No consistent relation existed between the classification of the twelve groups of rats into three categories of basal plasma prolactin levels (i.e. < 20, 25–50, > 125 ng/ml) and their response to perphenazine. Even though all groups showed a highly significant increase of plasma prolactin levels the magnitude of the maximum prolactin response at 30 min varied greatly within the groups of one category and thus was not related to the initial prolactin levels.
The effect of 14 days of oestrone treatment in increasing plasma prolactin levels in gonadectomized animals was greatest in young and adult male rats, less in young females and not significant in adult females. The results obtained after perphenazine treatment in the latter group made it clear that the effect of oestrogen treatment on prolactin release can be completely blocked by increasing synthesis and/or release of the prolactin-release inhibiting factor (PIF). Since perphenazine induces decrease of pituitary prolactin and a concomitant increase of plasma prolactin levels through lowered PIF-action, the positive effect of oestrogens on prolactin release (as observed in gonadectomized male and young female rats) apparently is caused by a different mode of action. The implications of these findings for the regulation of prolactin release, as affected by the endocrine status of the rat, is discussed.

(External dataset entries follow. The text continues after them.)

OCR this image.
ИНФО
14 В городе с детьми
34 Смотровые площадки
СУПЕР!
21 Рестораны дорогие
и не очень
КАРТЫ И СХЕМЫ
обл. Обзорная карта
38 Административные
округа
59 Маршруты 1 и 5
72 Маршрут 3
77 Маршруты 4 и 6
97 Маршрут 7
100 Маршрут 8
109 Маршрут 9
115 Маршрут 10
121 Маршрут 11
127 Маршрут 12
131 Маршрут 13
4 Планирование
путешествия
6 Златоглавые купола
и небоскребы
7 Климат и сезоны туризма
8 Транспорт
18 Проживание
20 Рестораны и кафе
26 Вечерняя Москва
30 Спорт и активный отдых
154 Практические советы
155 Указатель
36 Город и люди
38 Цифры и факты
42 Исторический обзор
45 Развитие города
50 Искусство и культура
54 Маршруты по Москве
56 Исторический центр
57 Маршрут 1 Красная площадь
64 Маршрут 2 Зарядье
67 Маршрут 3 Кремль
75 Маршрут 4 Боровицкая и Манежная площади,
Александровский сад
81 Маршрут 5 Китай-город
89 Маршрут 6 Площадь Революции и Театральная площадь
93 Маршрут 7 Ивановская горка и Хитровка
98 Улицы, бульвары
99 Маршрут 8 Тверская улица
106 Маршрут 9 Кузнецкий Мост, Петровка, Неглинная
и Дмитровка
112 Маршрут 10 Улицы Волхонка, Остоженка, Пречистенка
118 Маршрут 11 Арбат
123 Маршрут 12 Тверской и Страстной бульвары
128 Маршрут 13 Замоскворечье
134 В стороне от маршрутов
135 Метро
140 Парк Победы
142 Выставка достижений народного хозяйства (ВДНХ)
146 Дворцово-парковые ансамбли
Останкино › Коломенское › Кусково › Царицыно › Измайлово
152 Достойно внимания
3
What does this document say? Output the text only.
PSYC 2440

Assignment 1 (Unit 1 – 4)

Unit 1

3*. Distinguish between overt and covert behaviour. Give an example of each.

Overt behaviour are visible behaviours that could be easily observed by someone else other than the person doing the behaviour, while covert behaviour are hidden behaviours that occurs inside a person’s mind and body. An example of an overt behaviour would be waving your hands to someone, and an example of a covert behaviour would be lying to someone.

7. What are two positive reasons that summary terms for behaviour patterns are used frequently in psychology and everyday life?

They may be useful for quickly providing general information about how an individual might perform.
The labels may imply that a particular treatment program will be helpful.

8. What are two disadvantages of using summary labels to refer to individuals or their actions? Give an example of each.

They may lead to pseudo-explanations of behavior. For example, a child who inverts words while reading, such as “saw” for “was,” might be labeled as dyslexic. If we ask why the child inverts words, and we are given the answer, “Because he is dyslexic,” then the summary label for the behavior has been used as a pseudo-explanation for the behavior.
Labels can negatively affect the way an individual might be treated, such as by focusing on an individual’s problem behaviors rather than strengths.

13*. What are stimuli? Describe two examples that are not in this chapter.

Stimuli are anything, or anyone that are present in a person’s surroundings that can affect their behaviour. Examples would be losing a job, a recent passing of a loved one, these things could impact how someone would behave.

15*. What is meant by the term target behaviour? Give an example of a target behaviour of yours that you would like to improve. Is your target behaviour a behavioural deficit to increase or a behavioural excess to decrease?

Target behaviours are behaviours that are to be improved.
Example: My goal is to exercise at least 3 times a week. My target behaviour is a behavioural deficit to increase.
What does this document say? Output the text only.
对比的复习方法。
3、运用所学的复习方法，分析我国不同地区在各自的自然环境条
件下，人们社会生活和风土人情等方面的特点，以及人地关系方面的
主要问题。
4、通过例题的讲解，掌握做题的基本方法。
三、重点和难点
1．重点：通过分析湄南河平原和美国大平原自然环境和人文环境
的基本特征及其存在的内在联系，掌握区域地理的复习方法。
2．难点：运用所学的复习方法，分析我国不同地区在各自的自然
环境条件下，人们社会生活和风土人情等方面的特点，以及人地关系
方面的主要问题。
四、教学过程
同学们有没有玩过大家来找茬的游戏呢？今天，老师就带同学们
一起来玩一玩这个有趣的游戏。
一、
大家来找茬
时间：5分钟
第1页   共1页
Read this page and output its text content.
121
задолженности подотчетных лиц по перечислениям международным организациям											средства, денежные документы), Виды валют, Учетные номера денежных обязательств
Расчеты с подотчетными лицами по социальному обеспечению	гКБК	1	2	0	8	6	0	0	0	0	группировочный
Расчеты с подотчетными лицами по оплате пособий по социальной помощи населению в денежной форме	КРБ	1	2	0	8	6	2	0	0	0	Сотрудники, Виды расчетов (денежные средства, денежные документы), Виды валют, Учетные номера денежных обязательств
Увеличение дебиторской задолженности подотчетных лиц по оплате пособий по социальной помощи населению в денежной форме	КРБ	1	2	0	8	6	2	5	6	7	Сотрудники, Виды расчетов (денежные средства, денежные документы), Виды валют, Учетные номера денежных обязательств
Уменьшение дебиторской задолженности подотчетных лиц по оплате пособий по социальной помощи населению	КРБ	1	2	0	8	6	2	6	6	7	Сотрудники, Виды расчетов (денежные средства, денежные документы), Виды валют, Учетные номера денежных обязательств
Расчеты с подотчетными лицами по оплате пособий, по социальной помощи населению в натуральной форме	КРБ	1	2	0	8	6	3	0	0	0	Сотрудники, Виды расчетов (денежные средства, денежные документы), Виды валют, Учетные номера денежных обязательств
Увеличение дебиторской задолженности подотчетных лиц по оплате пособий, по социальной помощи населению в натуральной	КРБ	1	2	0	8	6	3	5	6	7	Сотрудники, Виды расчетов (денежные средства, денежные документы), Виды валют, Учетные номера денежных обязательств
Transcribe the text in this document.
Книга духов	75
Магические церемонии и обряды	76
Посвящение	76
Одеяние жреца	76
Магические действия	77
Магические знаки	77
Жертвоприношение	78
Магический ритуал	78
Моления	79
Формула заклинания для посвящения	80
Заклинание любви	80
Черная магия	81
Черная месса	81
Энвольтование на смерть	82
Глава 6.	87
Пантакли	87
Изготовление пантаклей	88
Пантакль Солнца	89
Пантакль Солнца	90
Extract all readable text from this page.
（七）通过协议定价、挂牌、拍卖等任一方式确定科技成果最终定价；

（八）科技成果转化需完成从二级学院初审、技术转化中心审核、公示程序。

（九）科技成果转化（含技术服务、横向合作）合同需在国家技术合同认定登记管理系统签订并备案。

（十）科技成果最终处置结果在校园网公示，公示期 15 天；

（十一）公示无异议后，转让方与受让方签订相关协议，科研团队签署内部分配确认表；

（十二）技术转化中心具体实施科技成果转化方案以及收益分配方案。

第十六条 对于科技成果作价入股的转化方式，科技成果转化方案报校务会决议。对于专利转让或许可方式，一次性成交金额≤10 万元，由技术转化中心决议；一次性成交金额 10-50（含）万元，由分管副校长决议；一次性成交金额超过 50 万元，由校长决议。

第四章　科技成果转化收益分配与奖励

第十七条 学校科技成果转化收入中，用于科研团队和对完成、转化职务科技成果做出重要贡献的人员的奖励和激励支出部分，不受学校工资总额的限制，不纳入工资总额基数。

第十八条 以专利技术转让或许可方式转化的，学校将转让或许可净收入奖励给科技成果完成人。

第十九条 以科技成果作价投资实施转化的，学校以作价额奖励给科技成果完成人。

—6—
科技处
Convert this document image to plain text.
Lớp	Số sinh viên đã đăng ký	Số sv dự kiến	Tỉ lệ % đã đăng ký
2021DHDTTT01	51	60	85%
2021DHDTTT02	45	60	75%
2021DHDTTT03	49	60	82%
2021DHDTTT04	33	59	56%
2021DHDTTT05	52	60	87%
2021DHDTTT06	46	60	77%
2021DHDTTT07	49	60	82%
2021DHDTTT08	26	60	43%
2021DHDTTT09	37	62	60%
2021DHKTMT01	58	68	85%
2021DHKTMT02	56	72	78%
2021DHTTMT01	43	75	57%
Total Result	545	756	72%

Moreover, comparison of prolactin lost from the pituitary and gained in the circulation of the experimental animals, with amounts of prolactin that were observed to disappear from plasma during the experiment, provided suggestive evidence that the capacity to synthesize and/or eliminate prolactin, after a sudden provoked release of the hormone, differed among the groups.
The rates of synthesis by the pituitary, of release from the pituitary into the circulation as well as of elimination of the hormone from the circulation (equally involved in determining actual plasma levels) are thought, therefore, to be far more important for the elucidation of prolactin regulation than single plasma prolactin determinations.